Carl Takei, the attorney who filed the request, said it seems implausible that a domestic prison agency would send personnel to a war zone to inspect a detention site, and provide recommendations, but keep absolutely no record of the excursion.

"If it's clear that they do not have any documents in their possession, then the question becomes what happened to those documents. Were they destroyed? Did something else happened to them?" Takei asked in an interview with CBS News.

"I've never come across a situation where the Bureau of Prisons has had an ability to withhold documents that are not related to long-term law enforcement," Takei said.

He argued the case "raises serious questions" about the judgement of the prison officials who visited COBALT.

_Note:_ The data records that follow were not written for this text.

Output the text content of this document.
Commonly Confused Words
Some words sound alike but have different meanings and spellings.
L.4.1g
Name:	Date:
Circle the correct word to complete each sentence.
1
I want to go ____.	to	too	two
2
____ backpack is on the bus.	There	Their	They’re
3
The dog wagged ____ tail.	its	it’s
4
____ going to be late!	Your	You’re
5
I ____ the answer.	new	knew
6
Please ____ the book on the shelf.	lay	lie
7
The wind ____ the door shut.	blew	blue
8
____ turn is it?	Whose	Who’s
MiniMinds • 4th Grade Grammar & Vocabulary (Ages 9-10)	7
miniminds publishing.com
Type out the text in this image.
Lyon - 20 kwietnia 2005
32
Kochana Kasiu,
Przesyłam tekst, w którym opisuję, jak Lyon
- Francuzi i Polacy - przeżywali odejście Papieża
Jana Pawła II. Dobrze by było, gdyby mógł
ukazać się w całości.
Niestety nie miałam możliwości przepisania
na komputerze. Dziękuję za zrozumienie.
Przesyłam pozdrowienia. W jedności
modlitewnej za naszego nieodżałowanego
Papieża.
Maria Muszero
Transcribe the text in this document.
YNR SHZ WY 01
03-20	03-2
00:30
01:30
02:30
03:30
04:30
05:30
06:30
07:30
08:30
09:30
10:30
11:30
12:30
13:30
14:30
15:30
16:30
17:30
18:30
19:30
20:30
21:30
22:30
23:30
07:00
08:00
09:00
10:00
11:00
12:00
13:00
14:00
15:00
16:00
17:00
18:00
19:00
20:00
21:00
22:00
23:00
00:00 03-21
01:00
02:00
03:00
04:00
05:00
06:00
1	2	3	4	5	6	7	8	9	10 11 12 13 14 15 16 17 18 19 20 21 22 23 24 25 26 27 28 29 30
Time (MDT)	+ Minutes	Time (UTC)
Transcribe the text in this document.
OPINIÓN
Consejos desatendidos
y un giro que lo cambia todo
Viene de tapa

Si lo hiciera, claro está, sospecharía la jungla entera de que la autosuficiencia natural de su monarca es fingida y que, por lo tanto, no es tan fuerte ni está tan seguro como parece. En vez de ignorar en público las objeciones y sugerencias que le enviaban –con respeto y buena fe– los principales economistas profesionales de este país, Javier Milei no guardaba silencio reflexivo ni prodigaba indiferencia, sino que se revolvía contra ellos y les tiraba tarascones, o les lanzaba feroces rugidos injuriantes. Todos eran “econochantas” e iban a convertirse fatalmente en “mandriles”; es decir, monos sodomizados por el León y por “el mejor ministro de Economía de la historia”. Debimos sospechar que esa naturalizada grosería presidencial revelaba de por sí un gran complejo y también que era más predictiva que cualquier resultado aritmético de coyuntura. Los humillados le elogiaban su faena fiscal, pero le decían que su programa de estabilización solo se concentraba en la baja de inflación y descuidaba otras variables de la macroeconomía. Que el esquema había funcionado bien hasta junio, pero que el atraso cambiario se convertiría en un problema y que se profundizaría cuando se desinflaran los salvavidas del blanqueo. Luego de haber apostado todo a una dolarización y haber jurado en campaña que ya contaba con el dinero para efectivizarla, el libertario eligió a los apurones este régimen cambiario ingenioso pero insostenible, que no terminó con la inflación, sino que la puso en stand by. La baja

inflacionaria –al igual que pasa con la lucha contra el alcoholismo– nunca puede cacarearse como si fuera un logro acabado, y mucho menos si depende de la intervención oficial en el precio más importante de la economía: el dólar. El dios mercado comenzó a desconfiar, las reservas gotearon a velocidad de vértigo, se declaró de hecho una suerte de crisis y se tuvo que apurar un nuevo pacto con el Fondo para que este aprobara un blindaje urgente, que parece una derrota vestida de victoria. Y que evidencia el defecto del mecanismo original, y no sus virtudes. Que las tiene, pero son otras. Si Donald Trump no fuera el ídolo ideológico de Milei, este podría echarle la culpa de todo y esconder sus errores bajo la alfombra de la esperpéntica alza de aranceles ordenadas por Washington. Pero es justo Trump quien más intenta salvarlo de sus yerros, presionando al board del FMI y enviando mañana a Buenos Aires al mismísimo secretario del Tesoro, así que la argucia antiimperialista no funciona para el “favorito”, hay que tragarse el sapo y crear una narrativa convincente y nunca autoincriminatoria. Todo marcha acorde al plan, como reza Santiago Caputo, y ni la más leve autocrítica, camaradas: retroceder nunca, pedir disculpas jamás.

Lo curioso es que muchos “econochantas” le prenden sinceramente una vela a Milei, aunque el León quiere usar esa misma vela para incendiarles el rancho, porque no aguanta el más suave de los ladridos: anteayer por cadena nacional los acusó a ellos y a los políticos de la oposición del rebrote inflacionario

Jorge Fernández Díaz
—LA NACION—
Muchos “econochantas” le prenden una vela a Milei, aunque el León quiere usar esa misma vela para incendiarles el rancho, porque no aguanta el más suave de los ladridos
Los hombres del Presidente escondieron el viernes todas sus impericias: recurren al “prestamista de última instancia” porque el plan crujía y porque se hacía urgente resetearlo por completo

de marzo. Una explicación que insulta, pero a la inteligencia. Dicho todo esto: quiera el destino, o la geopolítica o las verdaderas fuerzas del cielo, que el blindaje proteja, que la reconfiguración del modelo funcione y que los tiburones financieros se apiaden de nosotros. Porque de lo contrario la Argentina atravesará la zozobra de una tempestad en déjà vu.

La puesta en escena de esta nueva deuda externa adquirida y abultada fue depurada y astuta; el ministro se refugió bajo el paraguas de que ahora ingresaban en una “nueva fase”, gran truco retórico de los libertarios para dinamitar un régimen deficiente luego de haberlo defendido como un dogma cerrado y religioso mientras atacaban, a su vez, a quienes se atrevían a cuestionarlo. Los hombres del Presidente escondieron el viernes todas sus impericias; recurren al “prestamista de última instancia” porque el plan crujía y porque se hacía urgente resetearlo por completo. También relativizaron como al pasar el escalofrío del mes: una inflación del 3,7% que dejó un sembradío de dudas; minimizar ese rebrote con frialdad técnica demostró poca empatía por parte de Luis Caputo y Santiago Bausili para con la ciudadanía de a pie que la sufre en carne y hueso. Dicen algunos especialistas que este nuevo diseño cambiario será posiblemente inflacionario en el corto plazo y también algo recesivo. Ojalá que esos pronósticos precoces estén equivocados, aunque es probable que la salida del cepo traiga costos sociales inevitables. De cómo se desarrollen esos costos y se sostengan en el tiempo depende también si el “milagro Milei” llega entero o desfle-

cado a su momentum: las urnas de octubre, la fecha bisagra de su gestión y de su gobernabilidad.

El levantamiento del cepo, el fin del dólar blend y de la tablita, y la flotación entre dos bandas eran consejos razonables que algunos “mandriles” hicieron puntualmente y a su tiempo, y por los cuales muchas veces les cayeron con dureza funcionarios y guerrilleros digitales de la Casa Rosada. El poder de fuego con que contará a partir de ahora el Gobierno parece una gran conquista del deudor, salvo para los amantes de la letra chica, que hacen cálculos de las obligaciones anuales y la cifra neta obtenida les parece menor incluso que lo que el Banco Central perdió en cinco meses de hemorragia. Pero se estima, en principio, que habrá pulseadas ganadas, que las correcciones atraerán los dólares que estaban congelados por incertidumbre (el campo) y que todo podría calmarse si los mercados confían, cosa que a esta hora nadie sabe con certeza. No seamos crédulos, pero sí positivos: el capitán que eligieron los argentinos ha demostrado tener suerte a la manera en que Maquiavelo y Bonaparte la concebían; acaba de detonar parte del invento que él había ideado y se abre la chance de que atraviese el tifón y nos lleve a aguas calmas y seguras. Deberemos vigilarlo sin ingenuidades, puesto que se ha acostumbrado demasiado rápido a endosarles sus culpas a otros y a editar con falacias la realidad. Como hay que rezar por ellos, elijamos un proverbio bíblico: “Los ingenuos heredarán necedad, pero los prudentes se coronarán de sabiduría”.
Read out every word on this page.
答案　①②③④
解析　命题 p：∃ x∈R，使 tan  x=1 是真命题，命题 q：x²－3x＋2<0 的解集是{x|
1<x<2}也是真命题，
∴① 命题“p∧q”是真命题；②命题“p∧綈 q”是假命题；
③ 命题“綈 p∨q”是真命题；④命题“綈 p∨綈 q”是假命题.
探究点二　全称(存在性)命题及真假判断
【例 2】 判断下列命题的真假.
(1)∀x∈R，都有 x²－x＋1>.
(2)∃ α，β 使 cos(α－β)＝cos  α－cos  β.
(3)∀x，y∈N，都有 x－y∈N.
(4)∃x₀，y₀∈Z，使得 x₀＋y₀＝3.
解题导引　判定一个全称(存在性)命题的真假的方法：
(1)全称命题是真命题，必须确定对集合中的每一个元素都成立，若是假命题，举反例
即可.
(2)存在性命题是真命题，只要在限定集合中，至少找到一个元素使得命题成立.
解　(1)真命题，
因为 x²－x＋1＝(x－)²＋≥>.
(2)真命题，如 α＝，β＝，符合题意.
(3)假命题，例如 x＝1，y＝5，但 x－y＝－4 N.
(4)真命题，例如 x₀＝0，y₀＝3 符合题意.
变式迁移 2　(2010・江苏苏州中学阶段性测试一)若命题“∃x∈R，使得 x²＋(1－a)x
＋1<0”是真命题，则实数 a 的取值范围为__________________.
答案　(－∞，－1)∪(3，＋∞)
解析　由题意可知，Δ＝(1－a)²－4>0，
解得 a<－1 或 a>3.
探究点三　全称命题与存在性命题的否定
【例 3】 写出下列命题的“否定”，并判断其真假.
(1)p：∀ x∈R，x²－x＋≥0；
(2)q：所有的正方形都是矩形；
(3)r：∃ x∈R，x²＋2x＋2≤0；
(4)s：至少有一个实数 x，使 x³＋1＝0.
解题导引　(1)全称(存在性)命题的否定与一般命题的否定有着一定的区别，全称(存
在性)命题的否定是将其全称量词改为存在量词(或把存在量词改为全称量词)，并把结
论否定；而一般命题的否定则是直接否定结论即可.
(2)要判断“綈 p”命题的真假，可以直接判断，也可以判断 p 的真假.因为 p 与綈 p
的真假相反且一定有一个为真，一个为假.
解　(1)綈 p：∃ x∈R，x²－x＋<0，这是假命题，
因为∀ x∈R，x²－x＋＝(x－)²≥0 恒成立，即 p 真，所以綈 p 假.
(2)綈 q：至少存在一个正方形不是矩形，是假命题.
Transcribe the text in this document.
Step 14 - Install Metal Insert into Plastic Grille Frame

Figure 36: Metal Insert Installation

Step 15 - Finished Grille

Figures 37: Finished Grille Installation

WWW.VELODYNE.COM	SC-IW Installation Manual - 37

"Their responsibility with regards to COBALT was to examine the conditions and determine if they were humane --- the fact that it had people shackled to walls in the dark, in the cold, for days at a time, with only buckets for waste violates all human rights," Takei said. "They should never have rubber-stamped a torture chamber."

The Bureau of Prisons said in its April 2015 rejection of Takei's request that "no records were found" in its search for documentation of the COBALT visit.

If any records do exist, there is a process by which they could be kept secret, even though the Bureau of Prisons doesn't have the authority to classify documents, according to John Rizzo, who was the Acting General Counsel of the CIA -- the agency's top lawyer -- for more than half a decade.

Rizzo said in an interview with CBS News that when a non-intelligence office does work in support of an intelligence agency, they can essentially agree at the outset that the intelligence agency will take ownership of all material related to the work.

In other words: when the CIA asks prison officials to visit a secret interrogation site, it can stamp itself as the "originating agency" on any documents related to that visit, keeping and classifying those files as if the CIA produced them itself.

To University of Texas at El Paso law professor Bill Weaver, who served as a U.S. Army intelligence officer for eight years, that's a reasonable explanation.

"Agencies will work with each other on a magnificently uncontrolled basis when it's in both their interests," Weaver said. "You get very adept at making sure nobody can ever get at anything."

"I used to do it. If you ever have doubt about anything, you just start putting stamps on everything," Weaver said.

But even if the COBALT visit was originally a secret, at least some of the information sought by the ACLU should now be publicly available, according to Rizzo, who noted that officials spent years vetting the Senate report and removing classified information.

"Whatever was left in that report, the intelligence community determined was unclassified or declassified," Rizzo said.

And Takei said that an agreement between the Bureau of Prisons and the CIA allowing the intelligence agency to keep documents related to COBALT "wouldn't justify the bureau's response that it has no records whatsoever."

"At a minimum, one would expect that there would be records of internal approvals, travel, and the agreement itself, not to mention records of scheduling and other logistics for the meeting at the CIA back in Washington about the visit to COBALT," Takei said.

In June, Bureau of Prisons spokesperson Ed Ross declined to either confirm or deny that the visit detailed by the Senate Intelligence Committee even happened. The agency declined again on Wednesday to comment on all questions related to the report, instead referring CBS News to its Freedom of Information Act Service Center.

"We will not be providing any information regarding your inquiry," Ross said in June.